What's The Difference Between Irish And Scotch Whisky?

They may go by the same name, but there are some key differences between Irish whiskey and Scotch whisky beyond the fact that one spells the name with the letter E. Both countries began to craft the golden spirit sometime in the 15th century, but because the timeline isn't any clearer than this, both Ireland and Scotland lay fierce claims on originating the drink, and each boasts it makes the world's best. 

Similar in appearance, both versions use a distilling process involving fermented grain that is left to age for a minimum of three years before being sold. It's during the distilling process that Scotch whisky and Irish whiskey diverge and develop their unique flavors. While the processes of making whiskey are similar in Scotland and Ireland, Irish makers have a bit more flexibility than Scottish distilleries, which strongly restrict how the drink is made. As a result, there is a greater variety of whiskeys in Ireland, but as to the question of which is better, it's entirely up to personal taste.

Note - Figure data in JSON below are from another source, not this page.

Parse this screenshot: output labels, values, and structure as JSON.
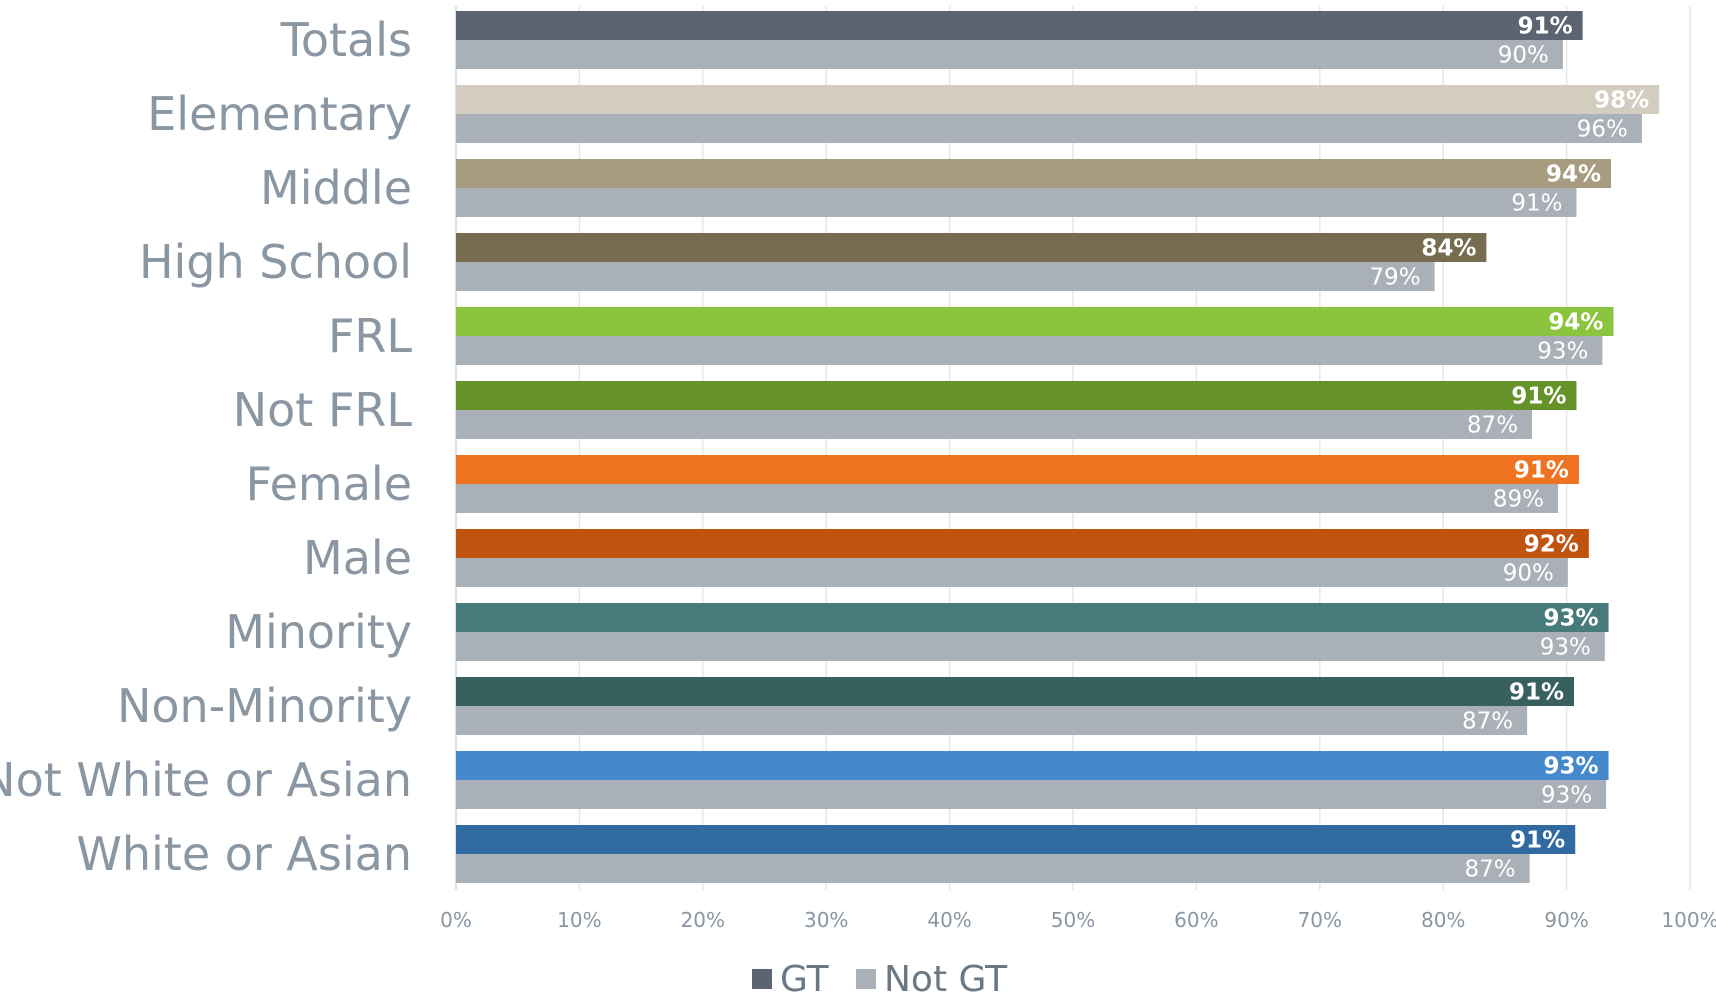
{
  "chart_data": {
    "type": "bar",
    "orientation": "horizontal",
    "title": "",
    "xlabel": "",
    "ylabel": "",
    "xlim": [
      0,
      100
    ],
    "x_ticks": [
      "0%",
      "10%",
      "20%",
      "30%",
      "40%",
      "50%",
      "60%",
      "70%",
      "80%",
      "90%",
      "100%"
    ],
    "grid": "vertical",
    "legend_position": "bottom",
    "categories": [
      "Totals",
      "Elementary",
      "Middle",
      "High School",
      "FRL",
      "Not FRL",
      "Female",
      "Male",
      "Minority",
      "Non-Minority",
      "Not White or Asian",
      "White or Asian"
    ],
    "category_colors": [
      "#5b6470",
      "#d3cdbf",
      "#a89c80",
      "#776b50",
      "#8bc53f",
      "#65932a",
      "#ee7422",
      "#c0530e",
      "#477a7a",
      "#38605f",
      "#4389cc",
      "#316aa0"
    ],
    "series": [
      {
        "name": "GT",
        "color": "#5b6470",
        "values": [
          91.3,
          97.5,
          93.6,
          83.5,
          93.8,
          90.8,
          91.0,
          91.8,
          93.4,
          90.6,
          93.4,
          90.7
        ],
        "labels": [
          "91%",
          "98%",
          "94%",
          "84%",
          "94%",
          "91%",
          "91%",
          "92%",
          "93%",
          "91%",
          "93%",
          "91%"
        ]
      },
      {
        "name": "Not GT",
        "color": "#a9b0b7",
        "values": [
          89.7,
          96.1,
          90.8,
          79.3,
          92.9,
          87.2,
          89.3,
          90.1,
          93.1,
          86.8,
          93.2,
          87.0
        ],
        "labels": [
          "90%",
          "96%",
          "91%",
          "79%",
          "93%",
          "87%",
          "89%",
          "90%",
          "93%",
          "87%",
          "93%",
          "87%"
        ]
      }
    ]
  }
}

Smooth and light Irish whiskey

The thing people most identify with Irish whiskey is its smoothness, which is owed to the fact that it's distilled three times — once more than the Scottish variety and also for longer durations. While Scotch whisky has other good qualities, it doesn't have the lightness Irish whiskey possesses.  

A mix of cereal grains like corn, wheat, and barley is generally used to make Irish whiskey, whereas Scotch whisky uses malted barley exclusively. But as mentioned, many of the conventions around making whiskey in Ireland are not set in stone. Single-pot whiskey, which is the Irish take on single-malt whisky, uses a single grain at a single distillery and is barrel aged. However, unlike Scotch whisky, single-pot can use both malted and unmalted barley.

After the whiskey is distilled, it is aged to develop its taste, which finishes on the sweet side; it is often described as having a fruity or honeyed quality.

Smokey Scotch whisky

Scottish whisky (aka Scotch) typically has a peaty and smoky flavor,the nuances of which are affected largely by where it was made and by whom. In Scotland, great significance is placed on which of the five regions (Highland, Lowland, Speyside, Campbeltown, and Islay) the whisky was created, where the idiosyncrasies in the process provide a unique taste, just like wine. Despite the variety of Scotch producers, all scotch whisky must fall into one of the categories outlined by the latest Scotch Whisky Regulations: single malt, blended malt, single grain, blended grain, and blended.

To connoisseurs, single malt is considered the whiskiest of whiskys — made from 100% malted barley and distilled in a copper pot before being aged in oak barrels. Blended scotch is also a popular, if adulterated, variety made by mixing single malts with some kind of grain whisky — most commonly wheat — before it's aged in a cask that may have been previously used for wine or other spirits. A malty depth is the predominant flavor character of Scotch whisky, which is achieved by soaking the grains in water prior to distilling. This allows the grains to sprout and accelerates the fermentation process of converting starch to sugars.   

While Scotch whisky and Irish whiskey have their differences, both can be enjoyed neat, on the rocks, as part of a cocktail, or however you may like.